I suppose the first question is, did you actually know the ages of your suggested actors and that's part of the joke, or did you honestly think they were younger than they are, in which case there's maybe a serious question to think about?
* Anyone else thinking of the Song of Patriotic Prejudice?
That's a very good point, and no - it wasn't intended to be part of the joke. I did Google the three of them when I wrote this and though Murray and Simm were under 30 (Murray is actually 28 but Simm is as you say in his mid-30s which just goes to show that blogging is anothe rone of those things that encourages poor research).
I do however think Simm and Murray play their roles as twenty-somethings (Fillon, in retrospect, was a poor chice of example all round - he's a father figure in Firefly and certainly no spring chicken in Buffy).
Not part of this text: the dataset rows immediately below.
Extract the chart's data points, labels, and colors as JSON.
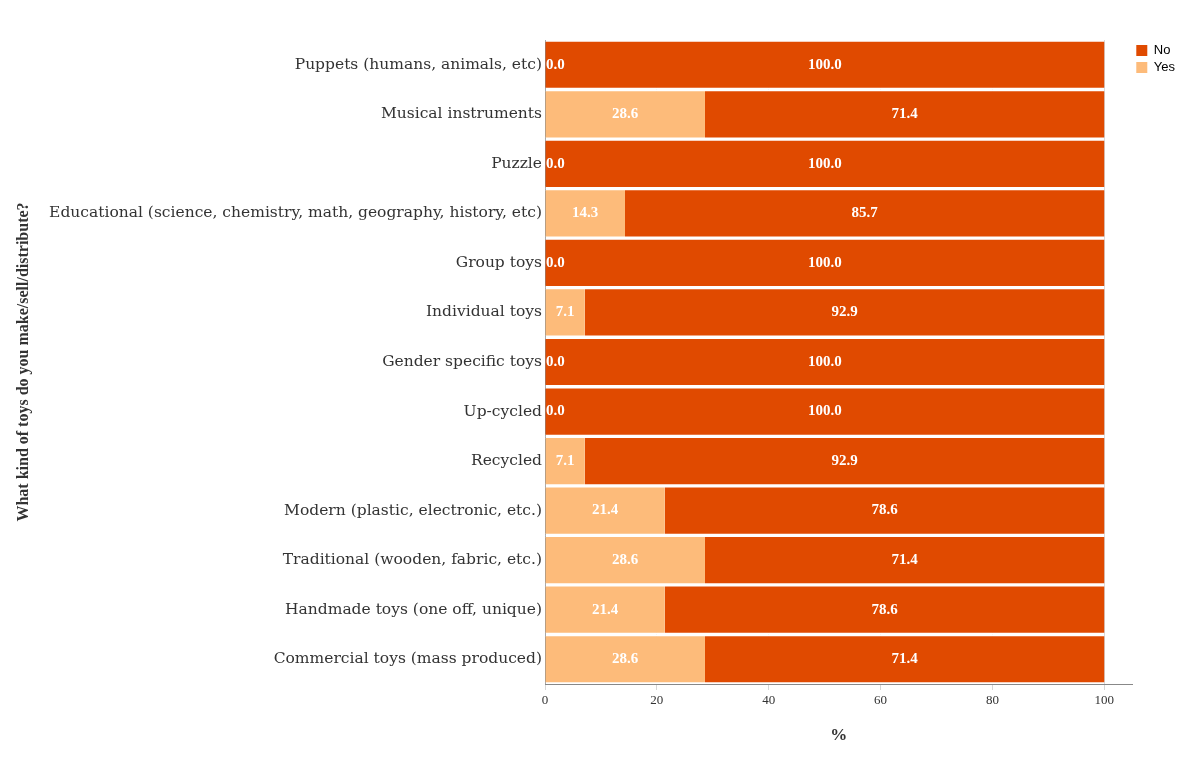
{
  "chart_data": {
    "type": "bar",
    "orientation": "horizontal",
    "stacked": true,
    "categories": [
      "Puppets (humans, animals, etc)",
      "Musical instruments",
      "Puzzle",
      "Educational (science, chemistry, math, geography, history, etc)",
      "Group toys",
      "Individual toys",
      "Gender specific toys",
      "Up-cycled",
      "Recycled",
      "Modern (plastic, electronic, etc.)",
      "Traditional (wooden, fabric, etc.)",
      "Handmade toys (one off, unique)",
      "Commercial toys (mass produced)"
    ],
    "series": [
      {
        "name": "Yes",
        "color": "#fdbb7a",
        "values": [
          0,
          28.6,
          0,
          14.3,
          0,
          7.1,
          0,
          0,
          7.1,
          21.4,
          28.6,
          21.4,
          28.6
        ],
        "value_labels": [
          "0.0",
          "28.6",
          "0.0",
          "14.3",
          "0.0",
          "7.1",
          "0.0",
          "0.0",
          "7.1",
          "21.4",
          "28.6",
          "21.4",
          "28.6"
        ]
      },
      {
        "name": "No",
        "color": "#e04a00",
        "values": [
          100,
          71.4,
          100,
          85.7,
          100,
          92.9,
          100,
          100,
          92.9,
          78.6,
          71.4,
          78.6,
          71.4
        ],
        "value_labels": [
          "100.0",
          "71.4",
          "100.0",
          "85.7",
          "100.0",
          "92.9",
          "100.0",
          "100.0",
          "92.9",
          "78.6",
          "71.4",
          "78.6",
          "71.4"
        ]
      }
    ],
    "xlim": [
      0,
      105
    ],
    "xticks": [
      0,
      20,
      40,
      60,
      80,
      100
    ],
    "xlabel": "%",
    "ylabel": "What kind of toys do you make/sell/distribute?",
    "grid": "x",
    "legend": "top right"
  }
}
I'm not entirely sure I can pin-point why that is - audeince identification figure being of paramound importance nowadays (cf Rose in Doctor Who)? A simple case of relative ages of me and the actor - I'm in my mid-thirties now so actors, like policemen and football players all seem younger? The faster pacing of modern TV shows meaning that younger (looking if nothign else) actors are required to believably handle the...well, pace?
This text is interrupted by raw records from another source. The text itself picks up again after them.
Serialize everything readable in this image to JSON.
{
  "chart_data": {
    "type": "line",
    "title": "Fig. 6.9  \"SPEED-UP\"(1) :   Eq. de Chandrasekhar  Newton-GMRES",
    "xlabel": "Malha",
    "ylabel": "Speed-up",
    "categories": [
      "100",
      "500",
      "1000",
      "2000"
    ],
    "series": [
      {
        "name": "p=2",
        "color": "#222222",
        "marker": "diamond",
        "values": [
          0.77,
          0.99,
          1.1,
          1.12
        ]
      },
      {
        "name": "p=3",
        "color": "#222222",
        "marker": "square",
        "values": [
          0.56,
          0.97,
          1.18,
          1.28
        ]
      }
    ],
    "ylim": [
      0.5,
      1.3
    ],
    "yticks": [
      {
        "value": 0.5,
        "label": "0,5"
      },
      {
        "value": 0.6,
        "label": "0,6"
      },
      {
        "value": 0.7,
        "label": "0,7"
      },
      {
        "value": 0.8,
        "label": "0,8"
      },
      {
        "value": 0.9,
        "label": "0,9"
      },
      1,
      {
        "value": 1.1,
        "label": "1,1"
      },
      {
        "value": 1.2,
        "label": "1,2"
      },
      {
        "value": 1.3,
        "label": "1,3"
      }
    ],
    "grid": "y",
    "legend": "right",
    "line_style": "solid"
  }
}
It's an interesting point, certainly.
Ah, you managed to find Murray's birthday; which makes another interesting point. Her Hustle co-stars, Lester and Warren, are both ten years older than her (though they continue the tradition of looking twenty-something, and therefore being suitable candidates for the new Liberator crew).
So is there a gender difference here? Thirty-something men get to play leading roles and love interests; but women after thirty are past it? (Morena Baccarin isn't that much older than me, depressingly; the love interest in Life on Mars similarly is late-20s).
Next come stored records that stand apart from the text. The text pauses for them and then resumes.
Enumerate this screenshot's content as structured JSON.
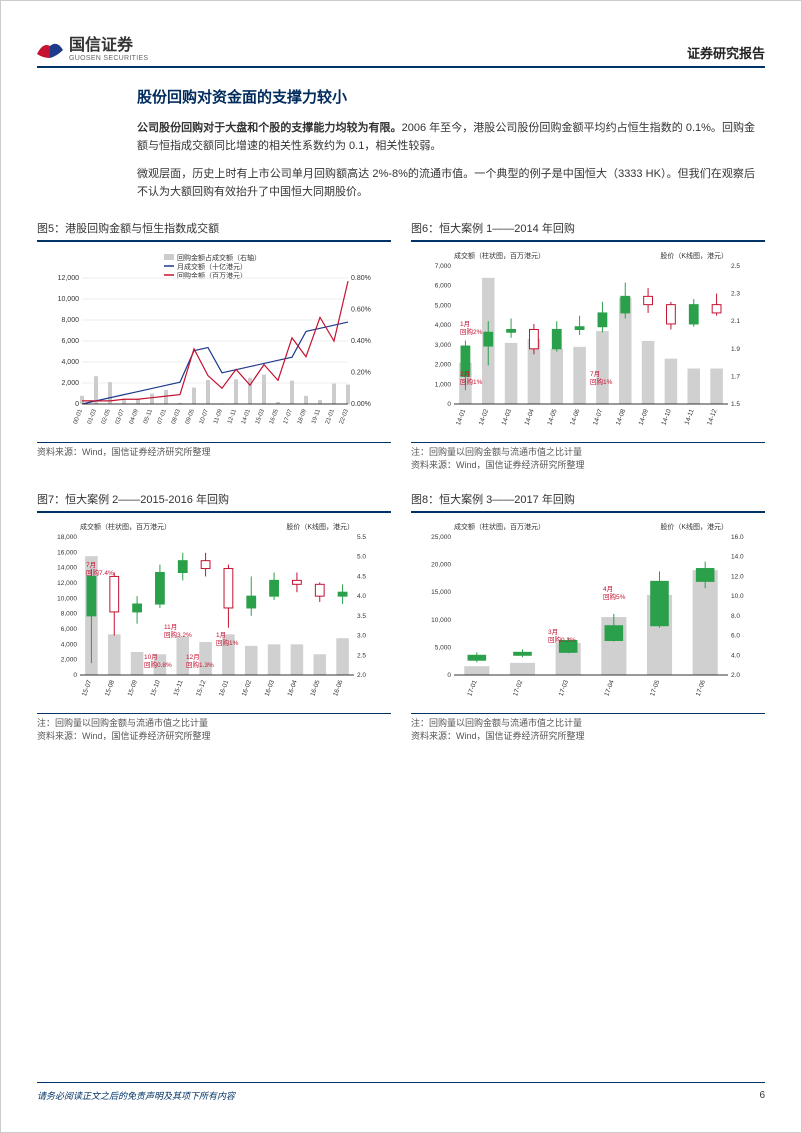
{
  "header": {
    "company_cn": "国信证券",
    "company_en": "GUOSEN SECURITIES",
    "report_type": "证券研究报告"
  },
  "section": {
    "title": "股份回购对资金面的支撑力较小",
    "para1_lead": "公司股份回购对于大盘和个股的支撑能力均较为有限。",
    "para1_rest": "2006 年至今，港股公司股份回购金额平均约占恒生指数的 0.1%。回购金额与恒指成交额同比增速的相关性系数约为 0.1，相关性较弱。",
    "para2": "微观层面，历史上时有上市公司单月回购额高达 2%-8%的流通市值。一个典型的例子是中国恒大（3333 HK）。但我们在观察后不认为大额回购有效抬升了中国恒大同期股价。"
  },
  "chart5": {
    "title": "图5：港股回购金额与恒生指数成交额",
    "legend1": "回购金额占成交额（右轴）",
    "legend2": "月成交额（十亿港元）",
    "legend3": "回购金额（百万港元）",
    "y_left_max": 12000,
    "y_left_ticks": [
      0,
      2000,
      4000,
      6000,
      8000,
      10000,
      12000
    ],
    "y_right_ticks": [
      "0.00%",
      "0.20%",
      "0.40%",
      "0.60%",
      "0.80%"
    ],
    "x_labels": [
      "00-01",
      "01-03",
      "02-05",
      "03-07",
      "04-09",
      "05-11",
      "07-01",
      "08-03",
      "09-05",
      "10-07",
      "11-09",
      "12-11",
      "14-01",
      "15-03",
      "16-05",
      "17-07",
      "18-09",
      "19-11",
      "21-01",
      "22-03"
    ],
    "colors": {
      "bar": "#cccccc",
      "line_blue": "#1e3a8a",
      "line_red": "#c41230"
    },
    "source": "资料来源：Wind，国信证券经济研究所整理"
  },
  "chart6": {
    "title": "图6：恒大案例 1——2014 年回购",
    "left_label": "成交额（柱状图，百万港元）",
    "right_label": "股价（K线图，港元）",
    "y_left_ticks": [
      0,
      1000,
      2000,
      3000,
      4000,
      5000,
      6000,
      7000
    ],
    "y_right_ticks": [
      1.5,
      1.7,
      1.9,
      2.1,
      2.3,
      2.5
    ],
    "x_labels": [
      "14-01",
      "14-02",
      "14-03",
      "14-04",
      "14-05",
      "14-06",
      "14-07",
      "14-08",
      "14-09",
      "14-10",
      "14-11",
      "14-12"
    ],
    "bars": [
      2100,
      6400,
      3100,
      3300,
      2800,
      2900,
      3700,
      5400,
      3200,
      2300,
      1800,
      1800
    ],
    "candles": [
      {
        "o": 1.7,
        "c": 1.92,
        "h": 1.96,
        "l": 1.6,
        "up": true
      },
      {
        "o": 1.92,
        "c": 2.02,
        "h": 2.1,
        "l": 1.78,
        "up": true
      },
      {
        "o": 2.02,
        "c": 2.04,
        "h": 2.12,
        "l": 1.98,
        "up": true
      },
      {
        "o": 2.04,
        "c": 1.9,
        "h": 2.08,
        "l": 1.86,
        "up": false
      },
      {
        "o": 1.9,
        "c": 2.04,
        "h": 2.1,
        "l": 1.88,
        "up": true
      },
      {
        "o": 2.04,
        "c": 2.06,
        "h": 2.14,
        "l": 2.0,
        "up": true
      },
      {
        "o": 2.06,
        "c": 2.16,
        "h": 2.24,
        "l": 2.02,
        "up": true
      },
      {
        "o": 2.16,
        "c": 2.28,
        "h": 2.38,
        "l": 2.12,
        "up": true
      },
      {
        "o": 2.28,
        "c": 2.22,
        "h": 2.34,
        "l": 2.16,
        "up": false
      },
      {
        "o": 2.22,
        "c": 2.08,
        "h": 2.24,
        "l": 2.04,
        "up": false
      },
      {
        "o": 2.08,
        "c": 2.22,
        "h": 2.26,
        "l": 2.06,
        "up": true
      },
      {
        "o": 2.22,
        "c": 2.16,
        "h": 2.3,
        "l": 2.14,
        "up": false
      }
    ],
    "annotations": [
      {
        "x": 0,
        "text": "1月\n回购2%",
        "color": "#c41230"
      },
      {
        "x": 1,
        "text": "2月\n回购1%",
        "color": "#c41230"
      },
      {
        "x": 6,
        "text": "7月\n回购1%",
        "color": "#c41230"
      }
    ],
    "colors": {
      "bar": "#d0d0d0",
      "up": "#2aa04a",
      "down": "#c41230"
    },
    "note": "注：回购量以回购金额与流通市值之比计量",
    "source": "资料来源：Wind，国信证券经济研究所整理"
  },
  "chart7": {
    "title": "图7：恒大案例 2——2015-2016 年回购",
    "left_label": "成交额（柱状图，百万港元）",
    "right_label": "股价（K线图，港元）",
    "y_left_ticks": [
      0,
      2000,
      4000,
      6000,
      8000,
      10000,
      12000,
      14000,
      16000,
      18000
    ],
    "y_right_ticks": [
      2.0,
      2.5,
      3.0,
      3.5,
      4.0,
      4.5,
      5.0,
      5.5
    ],
    "x_labels": [
      "15-07",
      "15-08",
      "15-09",
      "15-10",
      "15-11",
      "15-12",
      "16-01",
      "16-02",
      "16-03",
      "16-04",
      "16-05",
      "16-06"
    ],
    "bars": [
      15500,
      5300,
      3000,
      2700,
      5000,
      4300,
      5300,
      3800,
      4000,
      4000,
      2700,
      4800
    ],
    "candles": [
      {
        "o": 3.5,
        "c": 4.5,
        "h": 4.7,
        "l": 2.3,
        "up": true
      },
      {
        "o": 4.5,
        "c": 3.6,
        "h": 4.6,
        "l": 3.0,
        "up": false
      },
      {
        "o": 3.6,
        "c": 3.8,
        "h": 4.0,
        "l": 3.3,
        "up": true
      },
      {
        "o": 3.8,
        "c": 4.6,
        "h": 4.8,
        "l": 3.7,
        "up": true
      },
      {
        "o": 4.6,
        "c": 4.9,
        "h": 5.1,
        "l": 4.4,
        "up": true
      },
      {
        "o": 4.9,
        "c": 4.7,
        "h": 5.1,
        "l": 4.5,
        "up": false
      },
      {
        "o": 4.7,
        "c": 3.7,
        "h": 4.8,
        "l": 3.2,
        "up": false
      },
      {
        "o": 3.7,
        "c": 4.0,
        "h": 4.5,
        "l": 3.5,
        "up": true
      },
      {
        "o": 4.0,
        "c": 4.4,
        "h": 4.6,
        "l": 3.9,
        "up": true
      },
      {
        "o": 4.4,
        "c": 4.3,
        "h": 4.6,
        "l": 4.1,
        "up": false
      },
      {
        "o": 4.3,
        "c": 4.0,
        "h": 4.35,
        "l": 3.85,
        "up": false
      },
      {
        "o": 4.0,
        "c": 4.1,
        "h": 4.3,
        "l": 3.8,
        "up": true
      }
    ],
    "annotations": [
      {
        "x": 0,
        "text": "7月\n回购7.4%",
        "color": "#c41230"
      },
      {
        "x": 3,
        "text": "10月\n回购0.8%",
        "color": "#c41230"
      },
      {
        "x": 4,
        "text": "11月\n回购3.2%",
        "color": "#c41230"
      },
      {
        "x": 5,
        "text": "12月\n回购1.3%",
        "color": "#c41230"
      },
      {
        "x": 6,
        "text": "1月\n回购1%",
        "color": "#c41230"
      }
    ],
    "colors": {
      "bar": "#d0d0d0",
      "up": "#2aa04a",
      "down": "#c41230"
    },
    "note": "注：回购量以回购金额与流通市值之比计量",
    "source": "资料来源：Wind，国信证券经济研究所整理"
  },
  "chart8": {
    "title": "图8：恒大案例 3——2017 年回购",
    "left_label": "成交额（柱状图，百万港元）",
    "right_label": "股价（K线图，港元）",
    "y_left_ticks": [
      0,
      5000,
      10000,
      15000,
      20000,
      25000
    ],
    "y_right_ticks": [
      2.0,
      4.0,
      6.0,
      8.0,
      10.0,
      12.0,
      14.0,
      16.0
    ],
    "x_labels": [
      "17-01",
      "17-02",
      "17-03",
      "17-04",
      "17-05",
      "17-06"
    ],
    "bars": [
      1600,
      2200,
      5800,
      10500,
      14500,
      19000
    ],
    "candles": [
      {
        "o": 3.5,
        "c": 4.0,
        "h": 4.3,
        "l": 3.3,
        "up": true
      },
      {
        "o": 4.0,
        "c": 4.3,
        "h": 4.6,
        "l": 3.8,
        "up": true
      },
      {
        "o": 4.3,
        "c": 5.5,
        "h": 5.8,
        "l": 4.2,
        "up": true
      },
      {
        "o": 5.5,
        "c": 7.0,
        "h": 8.2,
        "l": 5.4,
        "up": true
      },
      {
        "o": 7.0,
        "c": 11.5,
        "h": 12.5,
        "l": 6.8,
        "up": true
      },
      {
        "o": 11.5,
        "c": 12.8,
        "h": 13.5,
        "l": 10.8,
        "up": true
      }
    ],
    "annotations": [
      {
        "x": 2,
        "text": "3月\n回购0.3%",
        "color": "#c41230"
      },
      {
        "x": 3,
        "text": "4月\n回购5%",
        "color": "#c41230"
      }
    ],
    "colors": {
      "bar": "#d0d0d0",
      "up": "#2aa04a",
      "down": "#c41230"
    },
    "note": "注：回购量以回购金额与流通市值之比计量",
    "source": "资料来源：Wind，国信证券经济研究所整理"
  },
  "footer": {
    "disclaimer": "请务必阅读正文之后的免责声明及其项下所有内容",
    "page_num": "6"
  }
}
I did, years ago, think about how to bring Blake's 7 back; and I suppose as it's never going to happen it can't hurt to share it. It would be set a hundred (or so) years after the original series, when the revolution finally succeeds. It would begin with a butchering of the Federation's first family, a la the Romanovs; but the new regime would realise that the last thing a nascent society needs is real revolutionaries hanging around, so the Blake-esque figurehead (who was apalled by the needless slaughter of the children) would find himself on the run (in the company of the one member of the first family to escape, Anastasia-like, and a bunch of reprobates, of course) from his former allies, who are trying to build a better society with him out of the way.
Disturbingly I now realise I was thinking of the Anastasia character being the younger, audience-identification figure. Gosh. Gets inside your head, this.
Working title: Federation (not that Paramount's lawyers would have allowed that, I suppose).